Semah Nefesi okunurken nefesin son kıtasında, ozanın şah beyti söylenirken semahtakiler oldukları yerde hareketsiz kalarak şairin anısına saygı gösterirler.
“Şah Hatayi eder mi bir gedayı
Dilim zikreyledi gâni Mevlayı
On iki imam nesli Âbayı
Turnalar Ali’mi görmediniz mi?..”
Semahlar tek ya da birkaç bölümlü olabilirler.
İki bölümlü semahların ilk bölümleri “Ağırlama”, ikinci bölümleri ise “Yeldirme”, “Yürütme”, “Pervane” veya “Pervaz” adlarını alırlar. Eğer semah üç bölümlüyse, ilk bölüme “Ağırlama”, ikinci bölüme “ İki Ayak” veya “Yürütme”, üçüncü bölüme ise “Yeldirme” veya “Pervaz” denilir. Dört bölümlü semahlar yine “Ağırlama”yla başlar, “İkileme”yle devam eder, “Yürütme”ye geçilip “Yeldirme” ile son bulur. Bu bölümler tempoları açısından gittikçe hızlanan bir sıra izler. Bazı semahlardaysa, ağır-hızlı-ağır-hızlı düzeni görülür.
Cem nedir?
Semahta bütün dinsel törenler gibi kalkıştan oturuşa değin tüm kurallar (yörelere göre kimi ayrılıklar gösterse bile) belirlenmiştir. Bu kurallar yerine getirilmeden semah dönülemez.
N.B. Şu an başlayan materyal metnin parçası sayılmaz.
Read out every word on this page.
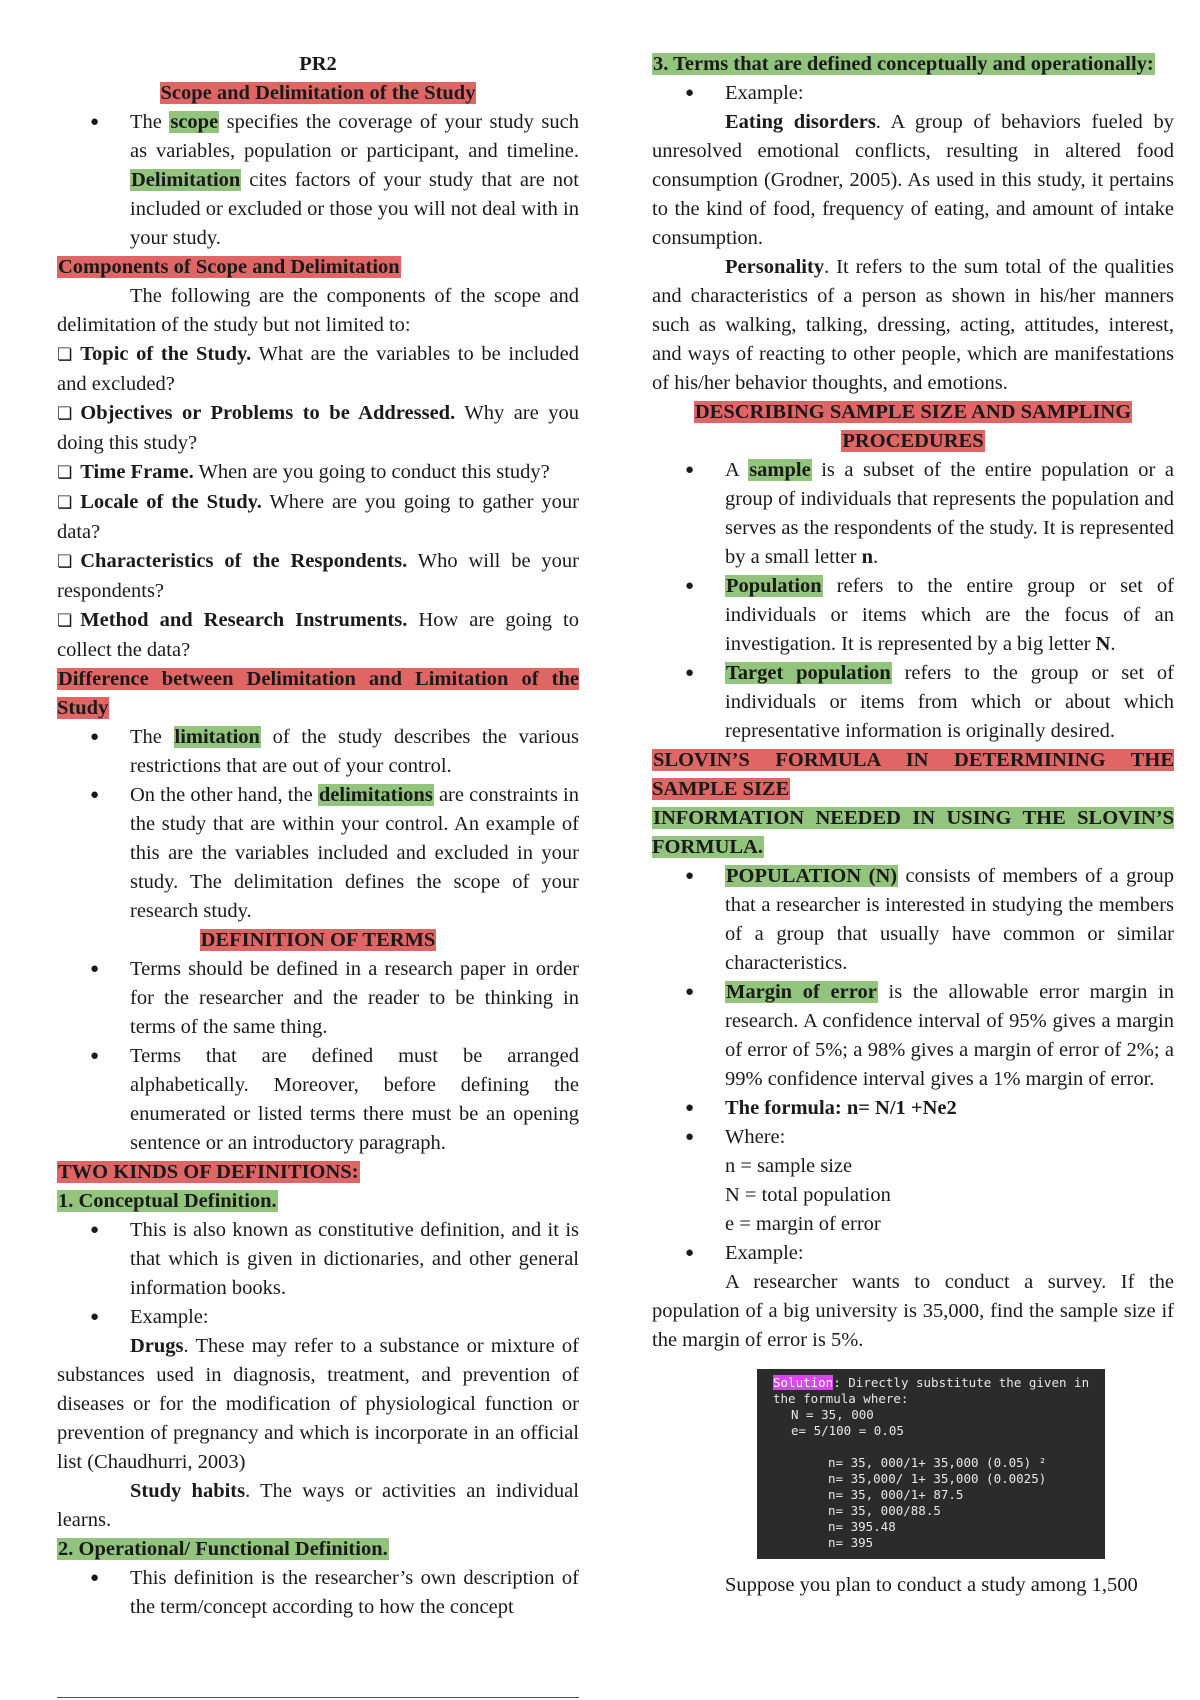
PR2

Scope and Delimitation of the Study

● The scope specifies the coverage of your study such as variables, population or participant, and timeline. Delimitation cites factors of your study that are not included or excluded or those you will not deal with in your study.

Components of Scope and Delimitation

The following are the components of the scope and delimitation of the study but not limited to:

❏ Topic of the Study. What are the variables to be included and excluded?

❏ Objectives or Problems to be Addressed. Why are you doing this study?

❏ Time Frame. When are you going to conduct this study?

❏ Locale of the Study. Where are you going to gather your data?

❏ Characteristics of the Respondents. Who will be your respondents?

❏ Method and Research Instruments. How are going to collect the data?

Difference between Delimitation and Limitation of the Study

● The limitation of the study describes the various restrictions that are out of your control.

● On the other hand, the delimitations are constraints in the study that are within your control. An example of this are the variables included and excluded in your study. The delimitation defines the scope of your research study.

DEFINITION OF TERMS

● Terms should be defined in a research paper in order for the researcher and the reader to be thinking in terms of the same thing.

● Terms that are defined must be arranged alphabetically. Moreover, before defining the enumerated or listed terms there must be an opening sentence or an introductory paragraph.

TWO KINDS OF DEFINITIONS:

1. Conceptual Definition.

● This is also known as constitutive definition, and it is that which is given in dictionaries, and other general information books.

● Example:

Drugs. These may refer to a substance or mixture of substances used in diagnosis, treatment, and prevention of diseases or for the modification of physiological function or prevention of pregnancy and which is incorporate in an official list (Chaudhurri, 2003)

Study habits. The ways or activities an individual learns.

2. Operational/ Functional Definition.

● This definition is the researcher’s own description of the term/concept according to how the concept

3. Terms that are defined conceptually and operationally:

● Example:

Eating disorders. A group of behaviors fueled by unresolved emotional conflicts, resulting in altered food consumption (Grodner, 2005). As used in this study, it pertains to the kind of food, frequency of eating, and amount of intake consumption.

Personality. It refers to the sum total of the qualities and characteristics of a person as shown in his/her manners such as walking, talking, dressing, acting, attitudes, interest, and ways of reacting to other people, which are manifestations of his/her behavior thoughts, and emotions.

DESCRIBING SAMPLE SIZE AND SAMPLING
PROCEDURES

● A sample is a subset of the entire population or a group of individuals that represents the population and serves as the respondents of the study. It is represented by a small letter n.

● Population refers to the entire group or set of individuals or items which are the focus of an investigation. It is represented by a big letter N.

● Target population refers to the group or set of individuals or items from which or about which representative information is originally desired.

SLOVIN’S FORMULA IN DETERMINING THE SAMPLE SIZE

INFORMATION NEEDED IN USING THE SLOVIN’S FORMULA.

● POPULATION (N) consists of members of a group that a researcher is interested in studying the members of a group that usually have common or similar characteristics.

● Margin of error is the allowable error margin in research. A confidence interval of 95% gives a margin of error of 5%; a 98% gives a margin of error of 2%; a 99% confidence interval gives a 1% margin of error.

● The formula: n= N/1 +Ne2

● Where:

n = sample size

N = total population

e = margin of error

● Example:

A researcher wants to conduct a survey. If the population of a big university is 35,000, find the sample size if the margin of error is 5%.

Solution: Directly substitute the given in the formula where:
N = 35, 000
e= 5/100 = 0.05
n= 35, 000/1+ 35,000 (0.05) ²
n= 35,000/ 1+ 35,000 (0.0025)
n= 35, 000/1+ 87.5
n= 35, 000/88.5
n= 395.48
n= 395

Suppose you plan to conduct a study among 1,500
Semahlar konusunda önemli bir inceleme yayımlamış olan Fuat Bozkurt, semah düzenini şöyle anlatır: “Semahların yapıldığı toplantılarda etkin bir sıkıdüzen egemendir. Tüm görgü töreni boyunca olduğu gibi semahlar süresince de gürültü yapılamaz. Ayrıca semah ezgileri çalınıp söylenirken, semah dönülürken izleyenler arasında da sigara kullanılmaz. Bir şey yenip içilmez. Dizüstü ya da bağdaş kurulup oturulur. Gürültü edenlere, uygun olmayan davranışta bulunanlara çeşitli cezalar verilir. Bu cezanın biçimi dedenin ve toplumun kararına bağlıdır.” (Fuat Bozkurt, Semahlar, araştırma-inceleme, Kapı Yayınları,136+16 s)
Semah dönenler (canlar) duygunun, sevginin, aşkın dorukta olduğu bir duygulu an yaşarlar. Kendinden geçercesine büyük bir aşkla, şevkle, huzur içinde ayrı bir dünyaya yolculuk eder, daha doğrusu evrenle bütünleşirler.
Semahlar kökende dinsel görünümde halkoyunu olmalarına karşın, bireyin bağımsızlığı ana ilkesiyle öbür halkoyunlarından ayrılırlar. Semahlar iki ana figüre dayanır. Bunların başında kuşun uçuşunu andıran kolların aynı anda kalkıp inişi figürü gelir. (Kadınlar tıpkı kadın zeybeklerinde olduğu gibi kollarını omuz düzeyinden daha yukarı kaldırmazlar.) İkincisi yürüyüş ve ayak figürüdür. Bu figürlerin arasında da bir uyum vardır. Semahlarda müziğin akışına göre ivedi ya da yavaş biçimde uyumlu olarak hareket ettirilen kol ve ayak figürleri dışında gövde figürleri bulunmaz. Semah, bütün halkoyunlarında olduğu gibi çocuklukta öğrenilmeye başlar. Kişi başlangıçta izleyicidir. Sonra ‘gençler’, ‘gönüller’ semahı denen semah türü ile oyunun içine girer. Bu, alıştırma, daha doğrusu çıraklık dönemidir. Kişi daha sonra oynayış yeteneğine göre öbür semahlarda yerini alır.
Semah sözleri
Semahlar çoğunlukla Türkçe sözlü deyişlerle dönülür. Bu deyişler yörelere göre değişiklikler gösterse de halk yazınının ürünleridir. Başta Hatayi olmak üzeri Pir Sultan Abdal, Kaygusuz, Nesimi gibi pek çok ozanın deyişleri semah sözü olarak ezgilenmiştir.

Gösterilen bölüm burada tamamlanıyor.